György Jermendy, István Wittmann, László Nagy, Zoltán Kiss, György Rokszin, Zsolt Abonyi-Tóth, Lajos Katona, György Paragh, István Karádi, Béla Merkely: Persistence of initial oral antidiabetic treatment in patients with type 2 diabetes mellitus (Medical Science Monitor, 2012.02.01; 18(2): CR 72-77)

Background: Adequate persistence of oral antidiabetic treatment is highly important to achieve proper glycaemic control in patients with type 2 diabetes. The aim of the study was to evaluate the persistence of initial treatment with metformin and/or sulphonylureas in patients with type 2 diabetes.
Material/Methods: The study was performed among diabetic patients (n=256,384) who were newly prescribed oral antidiabetic drugs (metformin and/or sulphonylureas) between 2007 and 2009. For making comparison patients with newly prescribed statin or clopidogrel therapy (with and without percutaneous coronary intervention) were investigated. The database of the Hungarian National Health Insurance Fund Administration was used.

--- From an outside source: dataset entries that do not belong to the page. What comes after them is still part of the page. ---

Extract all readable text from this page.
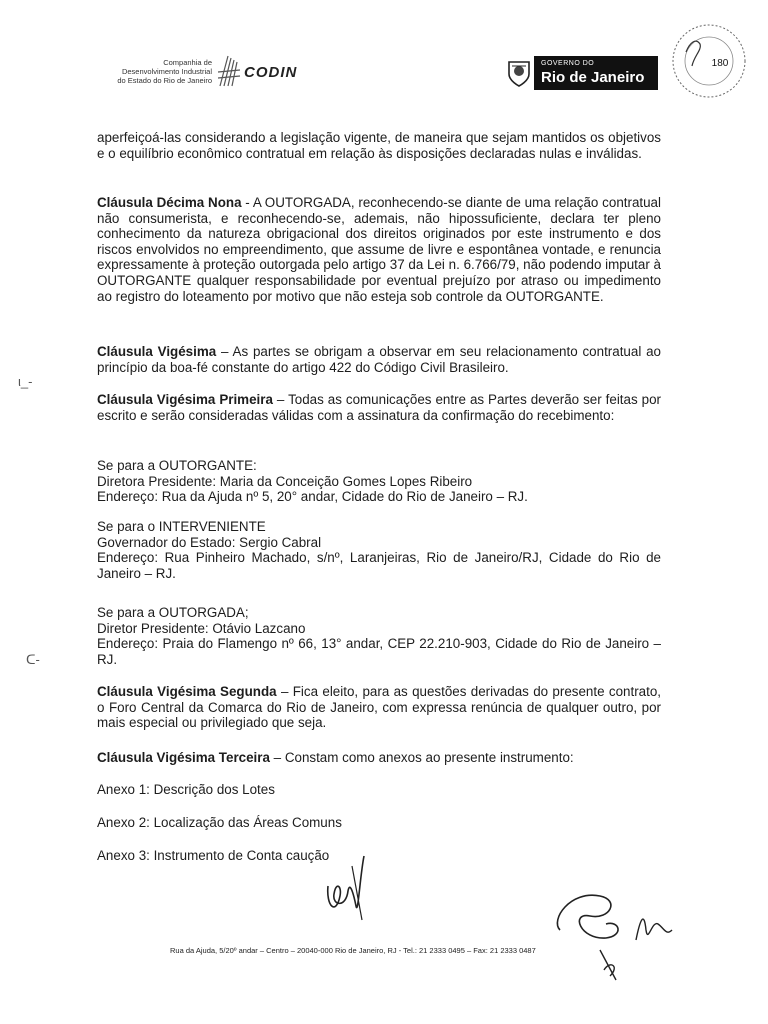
Companhia de
Desenvolvimento Industrial
do Estado do Rio de Janeiro CODIN
GOVERNO DO
Rio de Janeiro
180
aperfeiçoá-las considerando a legislação vigente, de maneira que sejam mantidos os objetivos e o equilíbrio econômico contratual em relação às disposições declaradas nulas e inválidas.
Cláusula Décima Nona - A OUTORGADA, reconhecendo-se diante de uma relação contratual não consumerista, e reconhecendo-se, ademais, não hipossuficiente, declara ter pleno conhecimento da natureza obrigacional dos direitos originados por este instrumento e dos riscos envolvidos no empreendimento, que assume de livre e espontânea vontade, e renuncia expressamente à proteção outorgada pelo artigo 37 da Lei n. 6.766/79, não podendo imputar à OUTORGANTE qualquer responsabilidade por eventual prejuízo por atraso ou impedimento ao registro do loteamento por motivo que não esteja sob controle da OUTORGANTE.
Cláusula Vigésima – As partes se obrigam a observar em seu relacionamento contratual ao princípio da boa-fé constante do artigo 422 do Código Civil Brasileiro.
Cláusula Vigésima Primeira – Todas as comunicações entre as Partes deverão ser feitas por escrito e serão consideradas válidas com a assinatura da confirmação do recebimento:
Se para a OUTORGANTE:
Diretora Presidente: Maria da Conceição Gomes Lopes Ribeiro
Endereço: Rua da Ajuda nº 5, 20° andar, Cidade do Rio de Janeiro – RJ.
Se para o INTERVENIENTE
Governador do Estado: Sergio Cabral
Endereço: Rua Pinheiro Machado, s/nº, Laranjeiras, Rio de Janeiro/RJ, Cidade do Rio de Janeiro – RJ.
Se para a OUTORGADA;
Diretor Presidente: Otávio Lazcano
Endereço: Praia do Flamengo nº 66, 13° andar, CEP 22.210-903, Cidade do Rio de Janeiro – RJ.
Cláusula Vigésima Segunda – Fica eleito, para as questões derivadas do presente contrato, o Foro Central da Comarca do Rio de Janeiro, com expressa renúncia de qualquer outro, por mais especial ou privilegiado que seja.
Cláusula Vigésima Terceira – Constam como anexos ao presente instrumento:
Anexo 1: Descrição dos Lotes
Anexo 2: Localização das Áreas Comuns
Anexo 3: Instrumento de Conta caução
ι_-
ᑕ-
Rua da Ajuda, 5/20º andar – Centro – 20040-000 Rio de Janeiro, RJ - Tel.: 21 2333 0495 – Fax: 21 2333 0487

Results: The one year persistence of initial treatment with metformin, sulphonylureas or metformin/sulphonylurea combination was 47.7%, 45.4% and 55.8%, respectively which was significantly better than the persistence of statin therapy (26.3%) but worse than that of clopidogrel therapy in patients undergoing coronary intervention (73.2%). Within the sulphonylurea group there was a tendency of better persistence of treatment with the “modified-release” tablets at 12 months compared to the conventional sulphonylureas (47.8 vs. 42.2%). The persistence of therapy using metformin 1000 mg – 60 tablets was significantly better (60.4%) at 12 months than that of other forms of metformin therapy with lower doses and smaller boxes analyzed together (47.7%).
Conclusions: The persistence of initial treatment with metformin and/or sulphonylureas is far from optimal. Better diabetic care and continuous patient education should be encouraged to achieve higher persistence of oral antidiabetic treatment in patients with type 2 diabetes.